Puis-je vous renseigner, madame ? demanda-t-il d’une voix aussi fluette que sa silhouette.

Je vous remercie. J’aimerais parler à M. Doyle, s’il vous plaît.

Je suis M. Doyle.

La déception d’Evelyn fut grande. Elle s’était attendue à rencontrer un prince de la mode, un visionnaire, un homme aux doigts d’or. Mais le vieux monsieur qui se trouvait devant elle ne paraissait ni à la mode ni particulièrement habile de ses dix doigts. Qu’il avait au demeurant noueux, et agités de tremblements.

Puis une pensée lui redonna espoir.

Et M. Heppenstall ? Est-il présent ?

M. Heppenstall est décédé l’automne dernier.

Oh…

Nouvelle déception. La voix profonde derrière le rideau devait appartenir à un employé.

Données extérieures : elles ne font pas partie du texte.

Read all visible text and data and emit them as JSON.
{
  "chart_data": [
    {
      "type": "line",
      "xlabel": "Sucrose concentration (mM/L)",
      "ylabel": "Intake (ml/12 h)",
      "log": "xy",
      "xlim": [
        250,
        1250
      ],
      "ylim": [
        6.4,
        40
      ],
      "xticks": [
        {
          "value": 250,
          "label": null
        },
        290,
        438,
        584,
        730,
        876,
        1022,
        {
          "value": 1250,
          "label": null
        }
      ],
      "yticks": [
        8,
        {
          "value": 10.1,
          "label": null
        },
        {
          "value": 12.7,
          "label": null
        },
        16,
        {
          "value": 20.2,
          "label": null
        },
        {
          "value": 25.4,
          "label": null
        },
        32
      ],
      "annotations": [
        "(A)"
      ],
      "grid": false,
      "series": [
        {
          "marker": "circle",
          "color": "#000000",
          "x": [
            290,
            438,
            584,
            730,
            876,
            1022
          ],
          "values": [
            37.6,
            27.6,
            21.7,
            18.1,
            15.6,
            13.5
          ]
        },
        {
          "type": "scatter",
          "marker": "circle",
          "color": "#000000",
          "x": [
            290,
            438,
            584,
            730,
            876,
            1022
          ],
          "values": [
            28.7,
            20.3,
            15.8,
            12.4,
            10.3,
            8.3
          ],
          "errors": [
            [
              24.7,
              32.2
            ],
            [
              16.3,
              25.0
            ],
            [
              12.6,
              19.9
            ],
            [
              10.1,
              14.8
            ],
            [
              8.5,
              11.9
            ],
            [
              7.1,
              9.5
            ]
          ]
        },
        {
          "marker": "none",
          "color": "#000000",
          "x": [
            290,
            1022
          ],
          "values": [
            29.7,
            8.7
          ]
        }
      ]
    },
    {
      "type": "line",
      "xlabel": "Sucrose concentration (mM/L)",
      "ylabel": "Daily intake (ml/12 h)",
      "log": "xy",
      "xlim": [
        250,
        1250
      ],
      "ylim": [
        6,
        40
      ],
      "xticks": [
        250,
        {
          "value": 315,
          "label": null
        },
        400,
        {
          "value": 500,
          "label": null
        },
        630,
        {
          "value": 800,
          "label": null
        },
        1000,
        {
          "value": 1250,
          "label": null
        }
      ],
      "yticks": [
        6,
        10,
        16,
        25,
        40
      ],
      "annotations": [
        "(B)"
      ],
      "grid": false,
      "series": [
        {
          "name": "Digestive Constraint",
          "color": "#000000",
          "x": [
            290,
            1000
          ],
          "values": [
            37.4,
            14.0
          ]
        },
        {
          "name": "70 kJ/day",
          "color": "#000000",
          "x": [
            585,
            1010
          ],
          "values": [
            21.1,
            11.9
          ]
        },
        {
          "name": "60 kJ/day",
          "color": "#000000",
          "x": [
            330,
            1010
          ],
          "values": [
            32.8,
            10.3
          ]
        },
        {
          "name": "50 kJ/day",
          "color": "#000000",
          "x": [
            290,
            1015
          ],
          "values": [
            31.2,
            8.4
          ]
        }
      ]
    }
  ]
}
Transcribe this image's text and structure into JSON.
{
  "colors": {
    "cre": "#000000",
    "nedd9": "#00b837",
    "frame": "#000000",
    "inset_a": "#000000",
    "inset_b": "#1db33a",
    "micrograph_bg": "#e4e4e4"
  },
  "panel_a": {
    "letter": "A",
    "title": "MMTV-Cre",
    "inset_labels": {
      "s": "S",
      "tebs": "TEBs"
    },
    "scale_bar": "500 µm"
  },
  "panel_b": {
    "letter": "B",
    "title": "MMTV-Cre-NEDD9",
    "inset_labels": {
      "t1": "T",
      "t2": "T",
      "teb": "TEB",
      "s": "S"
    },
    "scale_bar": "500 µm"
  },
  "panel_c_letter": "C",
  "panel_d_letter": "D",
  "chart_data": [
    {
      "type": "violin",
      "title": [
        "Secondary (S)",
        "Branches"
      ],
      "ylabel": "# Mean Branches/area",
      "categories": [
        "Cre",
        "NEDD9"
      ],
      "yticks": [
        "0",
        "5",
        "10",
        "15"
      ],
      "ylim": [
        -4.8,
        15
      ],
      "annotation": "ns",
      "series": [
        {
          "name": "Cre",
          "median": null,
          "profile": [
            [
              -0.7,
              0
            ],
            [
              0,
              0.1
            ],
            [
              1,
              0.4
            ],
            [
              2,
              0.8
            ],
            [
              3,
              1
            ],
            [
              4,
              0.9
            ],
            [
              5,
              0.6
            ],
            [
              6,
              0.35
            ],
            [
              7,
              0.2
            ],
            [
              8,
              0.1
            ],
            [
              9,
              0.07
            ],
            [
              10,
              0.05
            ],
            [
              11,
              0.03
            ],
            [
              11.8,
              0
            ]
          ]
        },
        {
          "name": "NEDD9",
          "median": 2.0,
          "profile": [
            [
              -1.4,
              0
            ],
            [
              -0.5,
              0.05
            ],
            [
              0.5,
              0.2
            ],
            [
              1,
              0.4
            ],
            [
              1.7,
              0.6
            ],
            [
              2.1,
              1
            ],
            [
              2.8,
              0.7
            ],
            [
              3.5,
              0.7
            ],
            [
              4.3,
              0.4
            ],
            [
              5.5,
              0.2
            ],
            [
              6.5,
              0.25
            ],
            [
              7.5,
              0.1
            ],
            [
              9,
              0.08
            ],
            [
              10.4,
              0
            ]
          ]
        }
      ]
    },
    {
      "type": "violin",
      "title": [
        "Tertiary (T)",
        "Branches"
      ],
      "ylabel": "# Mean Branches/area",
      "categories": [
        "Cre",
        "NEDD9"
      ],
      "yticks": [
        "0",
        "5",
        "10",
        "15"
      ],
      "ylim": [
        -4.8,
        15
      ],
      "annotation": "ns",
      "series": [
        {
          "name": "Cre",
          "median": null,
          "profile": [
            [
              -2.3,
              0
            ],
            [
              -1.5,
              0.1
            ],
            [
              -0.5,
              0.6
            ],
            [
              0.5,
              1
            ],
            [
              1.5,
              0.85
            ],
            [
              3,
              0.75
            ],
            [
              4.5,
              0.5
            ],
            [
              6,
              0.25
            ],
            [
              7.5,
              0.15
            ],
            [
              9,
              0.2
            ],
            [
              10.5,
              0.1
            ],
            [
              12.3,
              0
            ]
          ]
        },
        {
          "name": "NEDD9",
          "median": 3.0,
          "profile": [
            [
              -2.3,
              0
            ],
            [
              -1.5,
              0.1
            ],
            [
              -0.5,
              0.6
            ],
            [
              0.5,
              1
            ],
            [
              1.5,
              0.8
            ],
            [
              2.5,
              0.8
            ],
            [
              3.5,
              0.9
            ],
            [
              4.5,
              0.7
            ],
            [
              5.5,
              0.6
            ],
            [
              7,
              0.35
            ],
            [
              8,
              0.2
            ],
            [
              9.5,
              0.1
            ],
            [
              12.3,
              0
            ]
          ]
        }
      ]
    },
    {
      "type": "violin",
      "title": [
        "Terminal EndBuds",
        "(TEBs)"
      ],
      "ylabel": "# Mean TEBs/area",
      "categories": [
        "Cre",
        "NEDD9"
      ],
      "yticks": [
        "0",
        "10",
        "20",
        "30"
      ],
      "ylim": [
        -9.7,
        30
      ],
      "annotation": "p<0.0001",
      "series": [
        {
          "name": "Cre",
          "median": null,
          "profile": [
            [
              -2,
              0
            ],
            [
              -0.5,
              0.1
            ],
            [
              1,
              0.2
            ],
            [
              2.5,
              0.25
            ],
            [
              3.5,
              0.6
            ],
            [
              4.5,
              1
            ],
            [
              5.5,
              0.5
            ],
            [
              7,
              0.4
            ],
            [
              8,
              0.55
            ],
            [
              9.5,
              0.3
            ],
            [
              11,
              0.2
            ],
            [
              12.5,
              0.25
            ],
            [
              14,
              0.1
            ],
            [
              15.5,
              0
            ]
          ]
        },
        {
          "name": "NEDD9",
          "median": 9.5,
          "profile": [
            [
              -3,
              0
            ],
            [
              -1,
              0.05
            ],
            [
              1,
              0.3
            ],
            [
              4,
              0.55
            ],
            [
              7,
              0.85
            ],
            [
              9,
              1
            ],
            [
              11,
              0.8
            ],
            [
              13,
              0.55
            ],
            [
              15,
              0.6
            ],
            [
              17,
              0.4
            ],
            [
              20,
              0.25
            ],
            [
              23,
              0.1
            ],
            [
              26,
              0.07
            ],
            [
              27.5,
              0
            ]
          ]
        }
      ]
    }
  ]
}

Puis-je vous aider d’une manière ou d’une autre ? reprit M. Doyle avec une pointe d’impatience.

Evelyne se rappela que les apparences pouvaient être trompeuses. Un fait qui s’appliquait à elle en premier lieu. Qui sait, ce tailleur âgé était peut-être capable d’accomplir des prodiges avec une aiguille et du fil.

Je l’espère sincèrement. Voyez-vous…

Elle assura plus fermement ses lunettes cerclées d’argent sur son nez, avant de continuer.

Vous m’avez été recommandé par… une amie.

Ce n’était pas entièrement la vérité, mais pas non plus un mensonge au sens strict.

Il haussa ses épais sourcils blancs.

Une de mes clientes ?

Effectivement. J’aimerais commander une tenue d’équitation.

Quand il posa un regard dubitatif sur ses lunettes, puis sur sa mise discrète, Evelyne éprouva une gêne inattendue.